Sébastien Le Fol – Macron part en guerre contre les relativistes

Du discours d'Emmanuel Macron devant les journalistes, le 3 janvier dernier, le bruissement médiatique a retenu ce curieux projet de loi contre les fausses nouvelles. De quoi, en effet, étonner et susciter des débats. Mais avant d'en venir à cette proposition, le président de la République s'est livré à un réquisitoire qui aurait dû susciter autant d'intérêt. Macron a fustigé « le relativisme absolu dans lequel nous nous sommes confondus ». Une philosophie assez bien résumée par la formule de Léo Strauss : « Pour le relativiste, la civilisation n'est pas intrinsèquement supérieure au cannibalisme ». Autrement dit, le cannibalisme serait une affaire de goût.

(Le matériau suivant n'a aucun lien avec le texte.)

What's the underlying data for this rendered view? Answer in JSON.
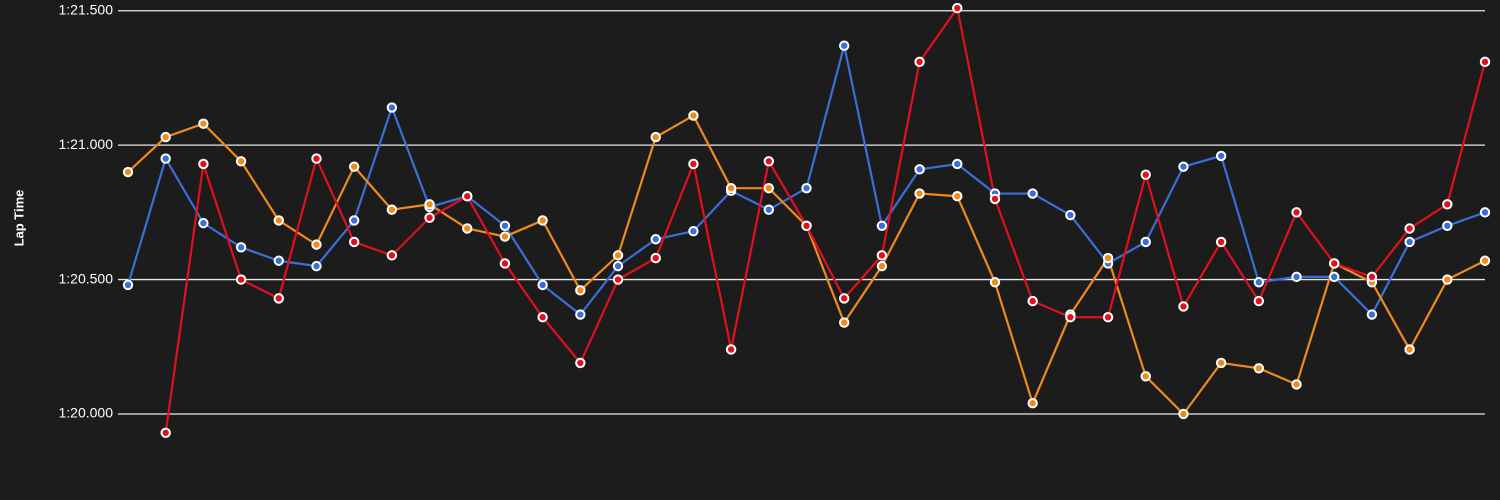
{
  "chart_data": {
    "type": "line",
    "y_label": "Lap Time",
    "categories": [
      null,
      null,
      null,
      null,
      null,
      null,
      null,
      null,
      null,
      null,
      null,
      null,
      null,
      null,
      null,
      null,
      null,
      null,
      null,
      null,
      null,
      null,
      null,
      null,
      null,
      null,
      null,
      null,
      null,
      null,
      null,
      null,
      null,
      null,
      null,
      null,
      null
    ],
    "series": [
      {
        "color": "#3a6fd8",
        "values": [
          80.48,
          80.95,
          80.71,
          80.62,
          80.57,
          80.55,
          80.72,
          81.14,
          80.77,
          80.81,
          80.7,
          80.48,
          80.37,
          80.55,
          80.65,
          80.68,
          80.83,
          80.76,
          80.84,
          81.37,
          80.7,
          80.91,
          80.93,
          80.82,
          80.82,
          80.74,
          80.56,
          80.64,
          80.92,
          80.96,
          80.49,
          80.51,
          80.51,
          80.37,
          80.64,
          80.7,
          80.75
        ]
      },
      {
        "color": "#f08a1c",
        "values": [
          80.9,
          81.03,
          81.08,
          80.94,
          80.72,
          80.63,
          80.92,
          80.76,
          80.78,
          80.69,
          80.66,
          80.72,
          80.46,
          80.59,
          81.03,
          81.11,
          80.84,
          80.84,
          80.7,
          80.34,
          80.55,
          80.82,
          80.81,
          80.49,
          80.04,
          80.37,
          80.58,
          80.14,
          80.0,
          80.19,
          80.17,
          80.11,
          80.56,
          80.49,
          80.24,
          80.5,
          80.57
        ]
      },
      {
        "color": "#e0101e",
        "values": [
          null,
          79.93,
          80.93,
          80.5,
          80.43,
          80.95,
          80.64,
          80.59,
          80.73,
          80.81,
          80.56,
          80.36,
          80.19,
          80.5,
          80.58,
          80.93,
          80.24,
          80.94,
          80.7,
          80.43,
          80.59,
          81.31,
          81.51,
          80.8,
          80.42,
          80.36,
          80.36,
          80.89,
          80.4,
          80.64,
          80.42,
          80.75,
          80.56,
          80.51,
          80.69,
          80.78,
          81.31
        ]
      }
    ],
    "ylim": [
      79.68,
      81.54
    ],
    "yticks": [
      {
        "value": 80.0,
        "label": "1:20.000"
      },
      {
        "value": 80.5,
        "label": "1:20.500"
      },
      {
        "value": 81.0,
        "label": "1:21.000"
      },
      {
        "value": 81.5,
        "label": "1:21.500"
      }
    ],
    "grid": true
  }
}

Le sociologue Raymond Boudon distinguait le bon relativisme, qui « attire l'attention sur le fait que les représentations, les normes et les valeurs varient selon les milieux sociaux, les cultures et les époques » (La Croix, 5/9/2008). Celui-ci nous incite à « prendre en compte les contextes, les cadres de pensée qui permettent d'expliquer des différences ». Selon Boudon, « on peut tirer du bon relativisme un bénéfice moral, car se mettre à la place d'autrui permet de neutraliser l'impression d'irrationalité spontanément associée à la différence et le mépris que cette impression risque d'entraîner ».

L'idéologie de la « classe créative globale »

À l'inverse, le mauvais relativisme tire « des conséquences extrêmes de la diversité des représentations, des normes et des valeurs. Il en conclut qu'il est impossible de les ordonner ». Le mauvais relativisme engendre « une perte des repères intellectuels, il alimente le nihilisme et peut nuire à la démocratie ».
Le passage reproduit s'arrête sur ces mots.